If you ride the M15 or other Select Buses throughout the city, you may be able to open the MYmta app to not only check the bus status but also decide if you want to board at all.
The MTA announced a new feature to its MYmta app on Tuesday, July 21, that will show potential riders how many people are on the bus before they decide to board.
Sensors on up to 40 percent of buses can tell the difference between a person or an inanimate object and will tally the number of people aboard buses in real time, according to the MTA, which will help keep riders safe as New York avoids another wave of COVID-19.
“This is the first wide-scale deployment of real-time passenger counts on buses in the country. The count data from this sensor-based technology is transmitted via a cellular device on the buses that wirelessly communicates to an off-board server that, like MYmta, actually use to get passenger data on our buses,” Chief Officer of Bus Technology Sunil Nair said. “The system was designed, integrated, tested and deployed by in-house staff.”
Infrared beams are used above doorways to detect customers as they board or disembark, and the technology can recognize the contours of whatever passes beneath it to determine if it actually a person, a child, or something else such as a bag or a stroller. It allows for the MTA to get an accurate count, which was put on display at a Tuesday press conference at the corner of 14th Street and First Avenue.
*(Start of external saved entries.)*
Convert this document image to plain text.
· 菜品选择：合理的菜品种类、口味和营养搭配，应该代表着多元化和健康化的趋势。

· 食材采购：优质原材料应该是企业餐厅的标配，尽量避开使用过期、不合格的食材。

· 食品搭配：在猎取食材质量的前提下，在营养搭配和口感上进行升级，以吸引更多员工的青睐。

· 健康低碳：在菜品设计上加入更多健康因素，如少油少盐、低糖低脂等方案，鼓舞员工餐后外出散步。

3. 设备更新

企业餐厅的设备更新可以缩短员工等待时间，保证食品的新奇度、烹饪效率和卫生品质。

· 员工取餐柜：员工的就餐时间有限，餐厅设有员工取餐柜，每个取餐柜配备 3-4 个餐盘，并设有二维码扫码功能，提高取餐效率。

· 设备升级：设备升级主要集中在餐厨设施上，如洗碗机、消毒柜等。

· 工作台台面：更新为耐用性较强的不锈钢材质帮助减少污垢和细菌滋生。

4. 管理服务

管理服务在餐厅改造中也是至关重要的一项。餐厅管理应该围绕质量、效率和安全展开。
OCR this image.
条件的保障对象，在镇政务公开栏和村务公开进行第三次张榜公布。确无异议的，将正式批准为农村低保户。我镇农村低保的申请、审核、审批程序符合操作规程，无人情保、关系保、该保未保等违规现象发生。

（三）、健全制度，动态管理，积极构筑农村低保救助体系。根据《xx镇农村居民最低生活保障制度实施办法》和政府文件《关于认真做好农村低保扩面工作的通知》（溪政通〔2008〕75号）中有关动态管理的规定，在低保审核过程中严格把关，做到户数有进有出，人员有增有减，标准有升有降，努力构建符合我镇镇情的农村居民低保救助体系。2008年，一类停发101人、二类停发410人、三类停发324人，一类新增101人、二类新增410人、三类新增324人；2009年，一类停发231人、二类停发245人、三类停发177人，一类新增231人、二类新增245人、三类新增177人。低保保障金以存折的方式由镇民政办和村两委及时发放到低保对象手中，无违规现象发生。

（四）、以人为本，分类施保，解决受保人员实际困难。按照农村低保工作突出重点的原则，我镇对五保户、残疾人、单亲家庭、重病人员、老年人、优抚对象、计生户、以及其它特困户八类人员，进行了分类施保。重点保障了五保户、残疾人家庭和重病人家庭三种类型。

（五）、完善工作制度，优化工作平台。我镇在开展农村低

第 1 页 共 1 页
This announcement comes on the eve of the MTA’s monthly board meeting in which they are expected to detail not only cutbacks in service but a growing deficit. At the June meeting, $10 billion was the shortfall transit leaders were expecting; now, $16 billion may be more like it considering the financial as well as the human cost of the COVID-19 pandemic on the agency.
“Every new bus that’s delivered in the capital program will come with the technology on board to provide this on the app. Furthermore, we have an internal program. We’re adding passenger counters as we move ahead,” MTA Bus Company President Craig Cipriano said. “The MTA’s finances are very precarious … We are looking for money from the federal government and there is a month-to-month multibillion-dollar budget gap. To the extent that that impacts this and other programs, we’ll make further announcements.”
The sensor technology has been slated for buses that are model 2018 or newer and Nair says they are currently retrofitting older buses.